Inoltre ringrazio le persone che hanno aggiunto la ficcy tra i preferiti e le seguite. Spero che mi farete sapere cosa ne pensate di questo capitolo. Ora mi dispiace, ma vi devo lasciare. Baci baci.

Ele.

 

 

 

Capitolo 14

 

 

Incontro inaspettato

 

 

Arrivai alla mia Porsche e mi accorsi di avere il viso rigato dalle lacrime, che non smettevano di scendere. Salii in macchina e anche se non ci vedevo quasi niente, l’accesi e partii sgommando verso casa. Non m’interessava se stavo saltando le lezioni oppure se qualcuno mi sarebbe venuto a sbattere contro. Ero pronta a tutto ormai. Quando finalmente arrivai a casa decisi di non entrare e di dirigermi da qualche altra parte. Non volevo che mia madre mi vedesse in quello stato. Mi allontanai da casa e da Forks dirigendomi a Seattle e schiacciando il più possibile l’acceleratore. Dopo poche ore arrivai dentro la cittadina e parcheggiai la macchina vicino a un parco. Scesi e mi sedetti in una panchina lì vicino. Dopo essermi calmata un po’, presi il cellulare e composi il numero di casa.
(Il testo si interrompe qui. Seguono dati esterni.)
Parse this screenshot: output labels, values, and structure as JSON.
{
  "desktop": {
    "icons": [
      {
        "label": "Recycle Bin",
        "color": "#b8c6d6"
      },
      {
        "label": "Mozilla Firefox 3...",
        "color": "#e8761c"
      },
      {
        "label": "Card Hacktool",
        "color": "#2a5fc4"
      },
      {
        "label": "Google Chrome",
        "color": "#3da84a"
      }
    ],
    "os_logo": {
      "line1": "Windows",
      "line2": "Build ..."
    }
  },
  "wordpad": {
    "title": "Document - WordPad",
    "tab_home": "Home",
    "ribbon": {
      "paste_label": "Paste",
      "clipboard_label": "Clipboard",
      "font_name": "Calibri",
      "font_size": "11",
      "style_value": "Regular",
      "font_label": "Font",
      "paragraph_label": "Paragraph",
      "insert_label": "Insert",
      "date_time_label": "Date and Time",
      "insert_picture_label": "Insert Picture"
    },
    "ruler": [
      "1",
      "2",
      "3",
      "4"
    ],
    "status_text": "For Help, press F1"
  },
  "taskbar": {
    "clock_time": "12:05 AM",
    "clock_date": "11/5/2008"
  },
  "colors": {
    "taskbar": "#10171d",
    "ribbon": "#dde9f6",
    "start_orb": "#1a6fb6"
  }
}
Dopo un paio di squilli mia madre alzò la cornetta del telefono: << Pronto? >>.

<< Mamma sono io, Alice! >> mormorai cercando di mascherare i singhiozzi che ancora mi pervadevano.

<< Alice! >> urlò mia madre disperata, << ma hai visto che ore sono? Dovesti essere già a casa! >>.

<< Sì mamma lo so, scusa se non ti ho avvisato prima, ma Nessie e Bella m’hanno rubato e portato con loro al centro commerciale di Port Angeles, ma non preoccuparti. Tonerò presto a casa >> cercai di rassicurarla.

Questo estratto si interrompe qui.